# Digger/Sand Bees



## JMP (Mar 28, 2011)

Got a call from a friend. She was terrified to see hundreds of bees entering/exiting dozens of pencil sized holes in a planting bed next to her house. Based on the pictures I tool and looking online it appears to be a species of sand bee. From what I have read its difficult to relocate the underground hive due to the deepness of the burrows (greater than three feet). Does anyone have experience relocating a nest? Short of moving a cubic yard of soil how would you do this? Thanks all.


----------



## JMP (Mar 28, 2011)

38 views and not one reply? I am not feelin' the love


----------



## Michael Bush (Aug 2, 2002)

They could be bees, of course. If so they are most likely solitary bees who each have their own hole. They do live close but most of these kinds are not social and do not share a nest. Unless you could figure out a way to move the dirt an all without disturbing it, I don't think you'll get it relocated. They don't tend to be aggressive and don't attack as a group.

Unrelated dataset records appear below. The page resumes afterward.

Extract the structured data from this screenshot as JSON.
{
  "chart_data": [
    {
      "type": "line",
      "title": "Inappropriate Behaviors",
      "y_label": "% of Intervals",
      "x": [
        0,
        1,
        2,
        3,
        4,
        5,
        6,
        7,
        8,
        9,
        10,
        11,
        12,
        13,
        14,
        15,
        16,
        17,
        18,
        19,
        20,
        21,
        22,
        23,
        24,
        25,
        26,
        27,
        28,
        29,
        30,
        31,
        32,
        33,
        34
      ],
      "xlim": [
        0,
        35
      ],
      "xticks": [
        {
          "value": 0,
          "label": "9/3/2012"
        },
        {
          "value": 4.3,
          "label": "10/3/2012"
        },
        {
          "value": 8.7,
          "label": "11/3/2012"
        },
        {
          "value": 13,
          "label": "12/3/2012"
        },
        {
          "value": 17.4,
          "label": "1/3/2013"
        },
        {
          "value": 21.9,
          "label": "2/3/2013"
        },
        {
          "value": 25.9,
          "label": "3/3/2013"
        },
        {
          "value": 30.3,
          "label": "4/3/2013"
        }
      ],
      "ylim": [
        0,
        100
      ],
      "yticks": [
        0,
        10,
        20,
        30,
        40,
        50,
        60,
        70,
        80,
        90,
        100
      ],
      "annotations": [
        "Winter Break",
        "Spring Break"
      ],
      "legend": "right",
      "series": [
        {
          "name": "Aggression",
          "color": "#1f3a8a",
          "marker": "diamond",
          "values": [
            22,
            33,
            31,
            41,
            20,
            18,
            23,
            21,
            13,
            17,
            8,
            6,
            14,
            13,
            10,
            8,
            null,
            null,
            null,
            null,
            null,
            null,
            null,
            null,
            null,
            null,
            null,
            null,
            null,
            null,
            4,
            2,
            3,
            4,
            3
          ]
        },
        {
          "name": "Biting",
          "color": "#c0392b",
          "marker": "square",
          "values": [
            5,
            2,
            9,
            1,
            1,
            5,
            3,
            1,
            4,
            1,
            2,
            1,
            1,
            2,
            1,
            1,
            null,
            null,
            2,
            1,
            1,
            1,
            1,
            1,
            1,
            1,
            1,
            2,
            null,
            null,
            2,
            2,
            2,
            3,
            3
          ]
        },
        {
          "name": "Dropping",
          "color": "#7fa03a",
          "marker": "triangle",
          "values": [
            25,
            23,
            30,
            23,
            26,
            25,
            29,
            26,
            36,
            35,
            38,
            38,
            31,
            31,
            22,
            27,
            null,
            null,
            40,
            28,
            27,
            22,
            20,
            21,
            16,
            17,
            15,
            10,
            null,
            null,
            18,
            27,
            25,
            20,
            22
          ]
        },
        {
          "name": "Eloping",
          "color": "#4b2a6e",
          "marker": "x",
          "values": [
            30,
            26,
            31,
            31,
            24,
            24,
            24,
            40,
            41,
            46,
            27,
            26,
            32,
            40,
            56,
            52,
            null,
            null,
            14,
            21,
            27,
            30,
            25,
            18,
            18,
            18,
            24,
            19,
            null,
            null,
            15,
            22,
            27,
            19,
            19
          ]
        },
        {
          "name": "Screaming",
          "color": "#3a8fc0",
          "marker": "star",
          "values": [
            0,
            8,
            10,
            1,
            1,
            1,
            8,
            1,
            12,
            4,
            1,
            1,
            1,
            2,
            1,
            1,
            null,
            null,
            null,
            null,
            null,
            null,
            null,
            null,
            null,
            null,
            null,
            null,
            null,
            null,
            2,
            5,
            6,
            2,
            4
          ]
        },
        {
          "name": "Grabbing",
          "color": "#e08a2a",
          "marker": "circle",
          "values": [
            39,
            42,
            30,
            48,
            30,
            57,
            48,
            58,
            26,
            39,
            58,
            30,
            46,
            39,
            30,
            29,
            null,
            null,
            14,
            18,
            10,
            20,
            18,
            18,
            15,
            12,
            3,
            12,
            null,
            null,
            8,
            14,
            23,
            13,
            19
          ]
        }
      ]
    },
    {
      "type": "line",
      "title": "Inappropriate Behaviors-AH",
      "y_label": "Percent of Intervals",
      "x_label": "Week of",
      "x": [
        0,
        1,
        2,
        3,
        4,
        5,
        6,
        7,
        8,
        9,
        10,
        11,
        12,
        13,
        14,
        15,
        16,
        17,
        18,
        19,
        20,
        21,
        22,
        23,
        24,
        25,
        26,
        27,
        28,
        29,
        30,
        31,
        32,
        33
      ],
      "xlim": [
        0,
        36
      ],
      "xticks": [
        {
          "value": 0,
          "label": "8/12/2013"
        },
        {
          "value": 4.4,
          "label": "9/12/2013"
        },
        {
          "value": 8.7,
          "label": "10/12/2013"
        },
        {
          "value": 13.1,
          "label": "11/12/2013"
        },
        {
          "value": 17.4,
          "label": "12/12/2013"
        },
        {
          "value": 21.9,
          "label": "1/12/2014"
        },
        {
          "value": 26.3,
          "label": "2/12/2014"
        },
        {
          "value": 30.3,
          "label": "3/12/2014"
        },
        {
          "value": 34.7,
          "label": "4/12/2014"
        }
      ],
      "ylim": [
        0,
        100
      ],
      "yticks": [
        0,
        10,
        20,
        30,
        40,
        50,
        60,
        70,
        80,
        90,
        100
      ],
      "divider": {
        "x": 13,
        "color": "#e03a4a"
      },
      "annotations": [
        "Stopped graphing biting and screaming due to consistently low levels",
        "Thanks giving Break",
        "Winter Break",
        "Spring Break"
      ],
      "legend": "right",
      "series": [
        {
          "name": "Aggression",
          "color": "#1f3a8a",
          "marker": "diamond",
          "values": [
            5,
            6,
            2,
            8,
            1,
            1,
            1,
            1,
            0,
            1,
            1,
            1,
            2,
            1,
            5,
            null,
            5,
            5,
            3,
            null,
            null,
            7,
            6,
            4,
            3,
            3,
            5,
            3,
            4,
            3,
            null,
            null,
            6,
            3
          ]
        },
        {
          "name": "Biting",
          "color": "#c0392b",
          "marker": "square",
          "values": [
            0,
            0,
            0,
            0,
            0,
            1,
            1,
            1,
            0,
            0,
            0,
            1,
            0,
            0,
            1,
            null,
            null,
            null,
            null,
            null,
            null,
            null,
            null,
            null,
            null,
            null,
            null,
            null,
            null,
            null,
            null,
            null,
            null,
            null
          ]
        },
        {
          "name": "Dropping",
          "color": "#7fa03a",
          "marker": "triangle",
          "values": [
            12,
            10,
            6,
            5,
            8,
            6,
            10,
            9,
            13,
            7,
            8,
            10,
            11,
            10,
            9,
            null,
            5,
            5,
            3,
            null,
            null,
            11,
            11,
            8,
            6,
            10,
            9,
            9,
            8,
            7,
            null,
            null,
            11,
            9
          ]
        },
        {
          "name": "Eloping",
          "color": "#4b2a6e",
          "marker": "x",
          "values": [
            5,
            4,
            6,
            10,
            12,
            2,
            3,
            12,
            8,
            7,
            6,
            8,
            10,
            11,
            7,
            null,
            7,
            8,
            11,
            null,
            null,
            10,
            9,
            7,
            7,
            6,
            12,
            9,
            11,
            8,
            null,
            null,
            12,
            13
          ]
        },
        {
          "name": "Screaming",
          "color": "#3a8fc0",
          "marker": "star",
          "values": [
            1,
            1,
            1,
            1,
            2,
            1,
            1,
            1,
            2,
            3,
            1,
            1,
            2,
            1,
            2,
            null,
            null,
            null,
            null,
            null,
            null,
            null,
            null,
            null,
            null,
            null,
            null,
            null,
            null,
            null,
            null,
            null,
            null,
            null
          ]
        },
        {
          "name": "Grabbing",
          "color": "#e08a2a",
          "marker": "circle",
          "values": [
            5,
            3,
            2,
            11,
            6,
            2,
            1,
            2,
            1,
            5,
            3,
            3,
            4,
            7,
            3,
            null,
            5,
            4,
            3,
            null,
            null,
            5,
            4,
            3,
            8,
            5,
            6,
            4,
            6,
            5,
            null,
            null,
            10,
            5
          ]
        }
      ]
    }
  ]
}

If they are larger they could be bumble bees, and they would have a common nest and although they don't usually sting they can be defensive of their nest.

That is all assuming they are bees. Without pictures I would not try to say. They could be ground hornets in which case all bets are off. They could be aggressive and they could have a common nest. And they could mount a group attack.


----------



## stevedc (Feb 24, 2012)

Hey JMP, my brother has the same thing in the ditch bank beside his house. They look like small bumble bees. I don't see any danger in them so just let them pollinate.


----------